Employment Advice on taking on Staff
Employment Advice on taking on Staff
New Employment Regulations came into force in April 2006.
The Vendor must provide details of all staff that will be taken over by the Purchaser.
I normally close for a few days to refurbish and advertise for staff, which any existing staff can apply, ensuring that all existing staff have been paid redundancy etc. by the vendor, where applicable.
It is not always possible to do this with key employees, in which case you need all the records of their job titles, when they started, how much accrued redundancy is due should they leave etc., your Accountant should be able to give you a comprehensive list of the requirements and your responsibilities.
Check for any employment disputes during the Vendors ownership or any possible pending regarding existing staff. Do not ignore this legislation, it can be extremely costly if you get it wrong.
These are the basic questions that you may be asked and need answers to whilst interviewing staff or you need answers to if you are going to work for a company. There will be others which we will be delighted to add to the list, if you would keep us updated.
1. What are the hours?
2. What breaks am I entitled to?
3. Is there the opportunity for paid overtime?
4. What are the arrangements for bank holiday working? Will I be paid more than my basic wage, or be given time off in lieu?

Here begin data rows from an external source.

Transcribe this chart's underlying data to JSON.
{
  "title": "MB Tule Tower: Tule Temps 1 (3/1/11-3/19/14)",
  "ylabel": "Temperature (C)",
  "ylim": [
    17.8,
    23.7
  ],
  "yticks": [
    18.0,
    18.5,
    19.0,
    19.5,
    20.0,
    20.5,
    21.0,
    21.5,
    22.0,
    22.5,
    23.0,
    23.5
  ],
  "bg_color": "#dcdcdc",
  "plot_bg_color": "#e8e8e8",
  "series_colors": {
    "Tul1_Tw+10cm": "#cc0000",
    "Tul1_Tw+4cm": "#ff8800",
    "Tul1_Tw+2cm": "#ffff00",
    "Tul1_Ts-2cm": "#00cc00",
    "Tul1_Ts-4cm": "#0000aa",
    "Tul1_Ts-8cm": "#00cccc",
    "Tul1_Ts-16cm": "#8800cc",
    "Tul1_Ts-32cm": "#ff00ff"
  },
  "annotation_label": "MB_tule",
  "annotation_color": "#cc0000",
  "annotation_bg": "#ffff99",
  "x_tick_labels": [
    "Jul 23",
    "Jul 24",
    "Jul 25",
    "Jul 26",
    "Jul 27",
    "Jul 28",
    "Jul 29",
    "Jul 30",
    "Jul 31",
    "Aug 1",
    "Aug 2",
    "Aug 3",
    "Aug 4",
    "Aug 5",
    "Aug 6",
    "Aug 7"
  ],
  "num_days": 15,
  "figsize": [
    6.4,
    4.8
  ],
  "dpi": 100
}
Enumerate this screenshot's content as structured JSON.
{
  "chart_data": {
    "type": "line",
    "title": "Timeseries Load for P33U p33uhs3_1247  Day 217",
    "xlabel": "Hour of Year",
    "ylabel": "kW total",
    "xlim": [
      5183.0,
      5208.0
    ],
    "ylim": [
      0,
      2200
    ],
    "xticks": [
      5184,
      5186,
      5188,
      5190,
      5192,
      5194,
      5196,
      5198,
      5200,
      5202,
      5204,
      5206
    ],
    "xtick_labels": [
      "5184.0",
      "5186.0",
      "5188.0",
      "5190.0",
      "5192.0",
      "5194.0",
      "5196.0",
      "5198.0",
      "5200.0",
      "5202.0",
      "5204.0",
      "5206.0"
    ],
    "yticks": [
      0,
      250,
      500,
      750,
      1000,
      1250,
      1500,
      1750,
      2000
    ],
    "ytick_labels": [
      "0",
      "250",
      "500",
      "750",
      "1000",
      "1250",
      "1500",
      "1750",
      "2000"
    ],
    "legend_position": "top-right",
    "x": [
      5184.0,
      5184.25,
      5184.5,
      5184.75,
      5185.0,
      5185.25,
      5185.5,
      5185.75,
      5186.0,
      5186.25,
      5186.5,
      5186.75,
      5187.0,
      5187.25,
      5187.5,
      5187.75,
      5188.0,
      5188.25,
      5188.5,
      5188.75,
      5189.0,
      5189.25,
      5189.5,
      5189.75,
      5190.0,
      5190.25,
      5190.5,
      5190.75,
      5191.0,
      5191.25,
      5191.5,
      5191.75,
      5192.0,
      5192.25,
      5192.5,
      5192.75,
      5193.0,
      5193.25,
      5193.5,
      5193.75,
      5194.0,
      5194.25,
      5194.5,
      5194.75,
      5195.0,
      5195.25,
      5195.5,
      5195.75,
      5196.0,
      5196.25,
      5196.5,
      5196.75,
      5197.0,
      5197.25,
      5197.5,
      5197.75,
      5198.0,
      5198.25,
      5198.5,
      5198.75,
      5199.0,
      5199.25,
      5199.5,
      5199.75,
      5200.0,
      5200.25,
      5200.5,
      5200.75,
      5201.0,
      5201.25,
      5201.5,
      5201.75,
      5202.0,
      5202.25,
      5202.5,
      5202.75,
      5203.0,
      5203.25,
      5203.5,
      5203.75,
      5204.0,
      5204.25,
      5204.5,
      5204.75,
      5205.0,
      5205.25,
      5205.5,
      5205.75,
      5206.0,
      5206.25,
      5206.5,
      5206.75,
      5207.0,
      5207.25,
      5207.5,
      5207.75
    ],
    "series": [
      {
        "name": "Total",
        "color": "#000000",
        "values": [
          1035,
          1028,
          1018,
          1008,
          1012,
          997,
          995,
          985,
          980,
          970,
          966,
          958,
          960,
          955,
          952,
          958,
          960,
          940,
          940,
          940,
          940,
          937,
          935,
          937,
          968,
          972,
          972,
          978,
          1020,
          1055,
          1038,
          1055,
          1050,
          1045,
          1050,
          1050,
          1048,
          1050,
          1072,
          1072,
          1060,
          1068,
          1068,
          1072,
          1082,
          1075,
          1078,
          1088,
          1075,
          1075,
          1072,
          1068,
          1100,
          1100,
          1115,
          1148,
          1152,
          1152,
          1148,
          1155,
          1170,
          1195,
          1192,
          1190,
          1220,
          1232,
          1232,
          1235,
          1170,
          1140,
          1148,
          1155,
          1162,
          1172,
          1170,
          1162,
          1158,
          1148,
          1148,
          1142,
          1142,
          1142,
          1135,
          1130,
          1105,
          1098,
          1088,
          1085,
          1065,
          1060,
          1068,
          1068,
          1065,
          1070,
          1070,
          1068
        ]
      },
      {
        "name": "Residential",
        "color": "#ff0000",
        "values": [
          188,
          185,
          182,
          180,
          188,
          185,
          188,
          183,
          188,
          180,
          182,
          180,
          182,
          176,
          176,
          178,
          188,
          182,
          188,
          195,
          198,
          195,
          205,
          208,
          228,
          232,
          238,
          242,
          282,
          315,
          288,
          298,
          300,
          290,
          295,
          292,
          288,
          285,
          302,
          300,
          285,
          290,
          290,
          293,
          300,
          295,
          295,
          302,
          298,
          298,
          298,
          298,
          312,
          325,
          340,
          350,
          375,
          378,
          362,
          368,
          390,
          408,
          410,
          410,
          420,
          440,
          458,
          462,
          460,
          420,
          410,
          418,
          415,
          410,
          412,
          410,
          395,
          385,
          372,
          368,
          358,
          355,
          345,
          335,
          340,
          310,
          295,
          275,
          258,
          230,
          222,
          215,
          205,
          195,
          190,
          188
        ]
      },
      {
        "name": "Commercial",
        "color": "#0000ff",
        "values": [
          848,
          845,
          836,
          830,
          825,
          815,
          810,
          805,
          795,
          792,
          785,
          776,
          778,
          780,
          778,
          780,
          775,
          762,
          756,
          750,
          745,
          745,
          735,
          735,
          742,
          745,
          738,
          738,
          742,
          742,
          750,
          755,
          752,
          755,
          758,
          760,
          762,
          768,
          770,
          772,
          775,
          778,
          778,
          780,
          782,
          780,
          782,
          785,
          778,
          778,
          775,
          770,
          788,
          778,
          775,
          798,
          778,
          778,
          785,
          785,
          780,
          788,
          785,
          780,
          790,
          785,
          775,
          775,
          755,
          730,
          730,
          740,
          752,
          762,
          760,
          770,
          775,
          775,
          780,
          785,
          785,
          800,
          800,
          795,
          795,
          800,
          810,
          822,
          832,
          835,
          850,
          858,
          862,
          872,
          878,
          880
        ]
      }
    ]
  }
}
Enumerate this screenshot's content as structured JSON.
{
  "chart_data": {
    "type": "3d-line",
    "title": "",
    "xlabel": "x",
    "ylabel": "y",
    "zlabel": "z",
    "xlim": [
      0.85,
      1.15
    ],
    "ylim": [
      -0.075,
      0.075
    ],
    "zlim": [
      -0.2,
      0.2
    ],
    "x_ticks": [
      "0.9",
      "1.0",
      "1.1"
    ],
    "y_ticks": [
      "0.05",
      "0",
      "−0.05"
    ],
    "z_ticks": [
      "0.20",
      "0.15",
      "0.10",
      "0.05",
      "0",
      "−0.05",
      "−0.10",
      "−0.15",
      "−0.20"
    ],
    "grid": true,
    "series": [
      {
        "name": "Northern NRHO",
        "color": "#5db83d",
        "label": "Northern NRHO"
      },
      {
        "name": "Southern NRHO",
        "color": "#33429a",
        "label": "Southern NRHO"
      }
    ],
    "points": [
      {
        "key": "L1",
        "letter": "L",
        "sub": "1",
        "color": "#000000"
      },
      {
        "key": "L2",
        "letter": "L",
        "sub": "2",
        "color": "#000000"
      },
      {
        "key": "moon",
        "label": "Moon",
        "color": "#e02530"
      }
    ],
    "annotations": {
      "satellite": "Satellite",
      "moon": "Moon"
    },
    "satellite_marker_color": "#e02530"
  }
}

5. How long is the probation period?
6. Is it a permanent post or a temporary position i.e. One year?
7. Who will I report to?
8. What will my duties be?
9. How much holiday entitlement will I have?
10. What is my notice period (give and receive)?
11. Do I need to supply my own clothes, or is a uniform provided?
12. When will I be paid?
13. How will I be paid (cheque, cash, bank credit)?
14. Do I get free/subsidised meals while on duty?
15. Am I entitled to pension? If so, what is my contribution, and what is the employer’s contribution?
16. What (if any) assistance will you provide for further training/personal
17. What specific skills am I expected to demonstrate?
18. How will I be assessed that I’m doing the job well?
19. Why has the job become vacant?
20. What changes are there for promotion/advancement?
21. If the role requires heavy lifting: What are the Health & Safety guidelines for lifting heavy items and what precautions am I required to take?
22. If working late at night: What arrangements are there to ensure my personal safety when leaving the premises and going home?
23. What is my actual job description?
24. Do you have a sickness scheme
24. The BII used to have a course specifically for staff, to make them aware of their responsibilities in respect of the Licensing Laws, they provide a book which is an abridged version of the manual for the essential Licensing Qualification (APLH). The book costs about £5.00 from the BII it was well worth buying and keeping it available for the staff to refer to on any issue, also get every member of the staff to read it and sign a statement saying that they understand it, it comes under due diligence. It will not remove your responsibility, but it ensures that your staff have been made aware of their responsibilities and go in your favour should an error occur. Some licensing solicitors and large training companies like CPL Training Ltd have their own versions, these are often free to clients.
One serious nasty is redundancy entitlement.
Very few people selling businesses mention long term staff redundancy responsibility, this relates to the time that they have worked in the business being sold, there may have been several owners, at every change the redundancy should be deducted from the price of the business or a separate arrangement made for the member or members of staff qualifying for redundancy.